Sri Lankan/Canadian author Michael Ondaatje’s early poetic, elliptical novels were adored by the cognoscenti and stuck him with the label “writer’s writer.” Then someone made a silly but outrageously popular movie from his third novel, The English Patient, and Ondaatje found himself unexpectedly a bestselling author. The novel The English Patient, I imagine, was more bought than read. When fans of the film got it home and found its sophisticated prose getting in the way of the romantic center of the story, they sold the paperback, with its Ralph Fiennes/Kristin Scott Thomas cover, to used bookstores by the thousands; it was the Lincoln in the Bardo of its day.

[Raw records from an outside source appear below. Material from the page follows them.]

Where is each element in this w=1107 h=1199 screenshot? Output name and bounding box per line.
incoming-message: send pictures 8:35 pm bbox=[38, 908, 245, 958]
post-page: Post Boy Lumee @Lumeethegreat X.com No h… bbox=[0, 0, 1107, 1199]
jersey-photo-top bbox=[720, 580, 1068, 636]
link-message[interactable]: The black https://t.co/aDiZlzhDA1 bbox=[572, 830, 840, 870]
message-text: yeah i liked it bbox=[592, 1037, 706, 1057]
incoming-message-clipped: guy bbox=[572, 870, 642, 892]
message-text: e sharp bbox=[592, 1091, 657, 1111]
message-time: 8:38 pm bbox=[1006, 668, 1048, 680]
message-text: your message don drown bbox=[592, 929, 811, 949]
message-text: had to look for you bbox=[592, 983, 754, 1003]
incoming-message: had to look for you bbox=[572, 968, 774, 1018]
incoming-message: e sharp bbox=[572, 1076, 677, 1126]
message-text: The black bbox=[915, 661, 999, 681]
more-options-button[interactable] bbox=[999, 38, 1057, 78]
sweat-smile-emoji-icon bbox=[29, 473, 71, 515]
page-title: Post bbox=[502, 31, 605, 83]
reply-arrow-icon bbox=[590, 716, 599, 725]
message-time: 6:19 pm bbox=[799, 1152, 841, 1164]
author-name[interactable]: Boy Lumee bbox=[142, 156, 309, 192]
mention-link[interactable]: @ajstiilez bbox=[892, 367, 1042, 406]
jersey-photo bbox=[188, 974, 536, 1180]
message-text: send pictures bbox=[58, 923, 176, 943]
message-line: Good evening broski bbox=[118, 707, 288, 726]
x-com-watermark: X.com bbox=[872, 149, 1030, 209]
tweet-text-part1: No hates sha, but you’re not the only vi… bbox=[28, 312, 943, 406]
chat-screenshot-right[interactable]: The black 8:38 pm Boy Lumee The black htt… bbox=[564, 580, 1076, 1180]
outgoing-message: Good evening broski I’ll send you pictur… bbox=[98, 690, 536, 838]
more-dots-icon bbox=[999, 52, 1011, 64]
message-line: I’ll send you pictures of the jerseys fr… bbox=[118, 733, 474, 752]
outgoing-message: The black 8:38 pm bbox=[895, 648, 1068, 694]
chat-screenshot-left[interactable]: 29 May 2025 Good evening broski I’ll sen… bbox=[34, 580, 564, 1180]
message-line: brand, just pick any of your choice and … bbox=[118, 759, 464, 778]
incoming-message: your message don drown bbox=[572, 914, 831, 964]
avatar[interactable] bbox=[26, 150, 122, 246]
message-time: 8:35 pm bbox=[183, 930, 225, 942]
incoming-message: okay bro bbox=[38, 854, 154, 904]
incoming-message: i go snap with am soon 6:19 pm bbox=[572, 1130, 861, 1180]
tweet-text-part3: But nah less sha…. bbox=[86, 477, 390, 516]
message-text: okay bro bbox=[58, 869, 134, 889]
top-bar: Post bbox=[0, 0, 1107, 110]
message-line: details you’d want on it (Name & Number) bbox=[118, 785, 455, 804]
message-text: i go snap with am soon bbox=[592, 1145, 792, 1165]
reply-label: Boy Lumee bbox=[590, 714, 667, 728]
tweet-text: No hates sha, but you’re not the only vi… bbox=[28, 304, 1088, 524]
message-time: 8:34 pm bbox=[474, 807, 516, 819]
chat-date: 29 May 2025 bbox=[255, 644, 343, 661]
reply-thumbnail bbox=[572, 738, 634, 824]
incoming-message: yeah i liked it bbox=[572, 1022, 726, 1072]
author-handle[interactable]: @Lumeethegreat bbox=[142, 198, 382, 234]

This new novel, Warlight, is a bit more conventional, though its narrative is circular and kaleidoscopic rather than chronological. The action takes place mostly during and right after the second world war. Its first line is “In 1945 our parents went away and left us in the care of two men who may have been criminals.” The voice is 14-year-old Nathaniel’s. His older sister, Rachel, is the other abandoned child. The “criminals,” The Moth and The Darter, are a couple of men who seem shady, but who are also entertaining and enlightening. “So we began a new life. I did not quite believe it then. And I am still uncertain whether the period of time that followed disfigured or energized my life.”
The lingering mystery of the novel’s first half is where their mother went. She was supposed to accompany their father to his new job in Asia, but, seemingly, she disappeared. It is up to Nathaniel, in this account, which he’s writing as an adult, to try and make some sense out of what happened. He says, “There are times these years later, as I write all this down, when I feel as if I do so by candlelight. As if I cannot see what is taking place in the dark beyond the movement of this pencil.”
In Warlight, Ondaatje employs his masterful, melodious prose to ask questions about history and memory. It turns out that the children’s mother, Rose, was working for the government in some secret capacity that, even later, she is unable to elucidate. It also turns out that The Moth and The Darter were put in place for protection. The children, at the time, were unaware that they were in danger because of their mother’s wartime activity.
The second half of the book concerns Rose’s return home. Rachel flees; she will not forgive her mother for abandoning them. Nathaniel stays to witness, to be his mother’s forgiver and questioner. He’s never sure if he gets the story straight, which, Ondaatje implies, is true of all recorded history, filtered, as it is, through cerebration and retrospection. And all stories are subject to what remains hidden, no matter how much research or recollection is brought to bear. “Omissions and silences had surrounded our growing up. As if what was still unrevealed could only be guessed at, in the way we had needed to interpret the mute contents of a trunk full of clothes.” Nathaniel is the reluctant interpreter of his mother’s life. “She and I had lost each other,” he says, “long ago in those confusions and silences.”
Another name enters the story, a man named Felon. He was, in some clandestine way, involved with Rose during the war. He becomes another guardian, another piece of the puzzle, and another voice in Nathaniel’s ear. The lesson that Nathaniel learns, or is in the process of learning, is that the past does not stay in the past. He says, “Historical studies inevitably omit the place of the accidental in life … But Felon in fact is always open to casual accident … He is inclusive, just as he is broad-shouldered, boisterous in the company of strangers, all this an escape from his secretiveness.”
Michael Ondaatje is rightly recognized as a master stylist. His prose is crystalline, his sentences as refined and shapely as the petals of flowers. Like Kazuo Ishiguro and Steven Millhauser, his novels are as jazzy as they are beautiful evocations of time and place, as well as masterpieces of storytelling. Warlight will stay with you like a foggy but luminescent memory.